What changed
The fixed repo rate under the Liquidity Adjustment Facility (LAF) was revised upward to 8.50% with immediate effect. Consequently, the Standing Liquidity Facilities—export credit refinance for banks and collateralised liquidity support for Primary Dealers—will be priced at the new repo rate from June 25, 2008.
What it means for you
Banks and Primary Dealers will face higher borrowing costs for these specific liquidity windows, as the rate aligns with the revised repo rate.
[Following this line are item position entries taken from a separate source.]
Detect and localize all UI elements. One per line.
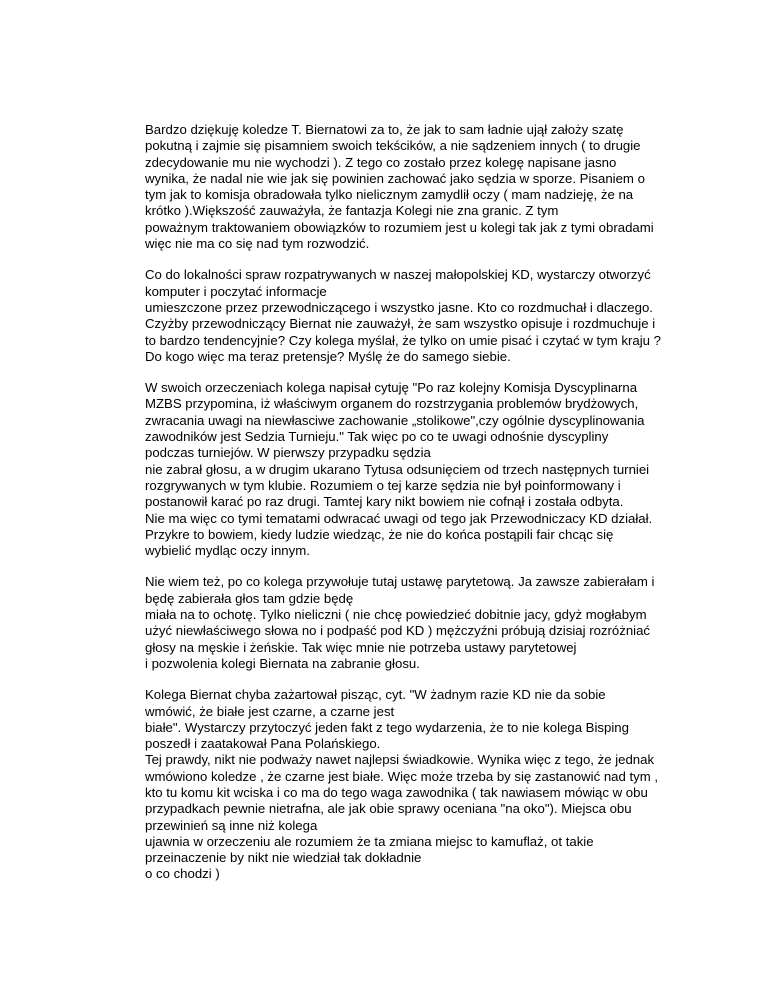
text-line: głosy na męskie i żeńskie. Tak więc mnie nie potrzeba ustawy parytetowej [145,639,577,655]
text-line: Bardzo dziękuję koledze T. Biernatowi za to, że jak to sam ładnie ujął założy szatę [145,122,624,137]
text-line: kto tu komu kit wciska i co ma do tego waga zawodnika ( tak nawiasem mówiąc w obu [145,784,648,800]
paragraph-4 [145,574,685,672]
text-line: Co do lokalności spraw rozpatrywanych w naszej małopolskiej KD, wystarczy otworzyć [145,267,651,283]
text-line: poważnym traktowaniem obowiązków to rozumiem jest u kolegi tak jak z tymi obradami [145,219,654,235]
text-line: wybielić mydląc oczy innym. [145,543,310,559]
text-line: przewinień są inne niż kolega [145,817,318,833]
text-line: o co chodzi ) [145,866,220,882]
text-line: ujawnia w orzeczeniu ale rozumiem że ta zmiana miejsc to kamuflaż, ot takie [145,833,594,849]
text-line: Kolega Biernat chyba zażartował pisząc, cyt. "W żadnym razie KD nie da sobie [145,687,606,703]
text-line: miała na to ochotę. Tylko nieliczni ( nie chcę powiedzieć dobitnie jacy, gdyż mogłabym [145,607,647,623]
paragraph-5 [145,687,685,883]
text-line: MZBS przypomina, iż właściwym organem do rozstrzygania problemów brydżowych, [145,396,639,412]
text-line: rozgrywanych w tym klubie. Rozumiem o tej karze sędzia nie był poinformowany i [145,477,621,493]
text-line: nie zabrał głosu, a w drugim ukarano Tytusa odsunięciem od trzech następnych turniei [145,461,650,477]
text-line: przeinaczenie by nikt nie wiedział tak dokładnie [145,850,422,866]
text-line: Nie wiem też, po co kolega przywołuje tutaj ustawę parytetową. Ja zawsze zabierałam i [145,574,655,590]
paragraph-1 [145,122,685,252]
text-line: to bardzo tendencyjnie? Czy kolega myślał, że tylko on umie pisać i czytać w tym kraju ? [145,332,661,348]
text-line: krótko ).Większość zauważyła, że fantazja Kolegi nie zna granic. Z tym [145,203,559,219]
text-line: białe". Wystarczy przytoczyć jeden fakt z tego wydarzenia, że to nie kolega Bisping [145,719,629,735]
text-line: pokutną i zajmie się pisamniem swoich tekścików, a nie sądzeniem innych ( to drugie [145,138,641,154]
text-line: zwracania uwagi na niewłasciwe zachowanie „stolikowe",czy ogólnie dyscyplinowania [145,412,645,428]
document-body [145,122,685,898]
text-line: podczas turniejów. W pierwszy przypadku sędzia [145,445,431,461]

This move signals tighter monetary conditions, potentially increasing banks' funding costs for export credit and requiring PDs to reassess their liquidity management strategies.
What you must do
- Review your bank's export credit refinance outstanding and recalculate interest costs at the new 8.50% rate.
- Update internal pricing models for loans linked to export credit refinance to reflect the higher cost.
- Communicate the rate change to treasury and credit teams for liquidity planning.
- Monitor LAF operations closely for any further rate adjustments.
Who it affects
All Scheduled Banks (excluding RRBs) availing export credit refinance, Primary Dealers using collateralised liquidity support
When does the new 8.50% rate take effect?
The revised repo rate of 8.50% is effective from June 25, 2008, as per the circular dated June 24, 2008.
Does this change affect all LAF operations?
The circular specifically applies to Standing Liquidity Facilities—export credit refinance for banks and collateralised liquidity support for PDs—aligning them with the new repo rate.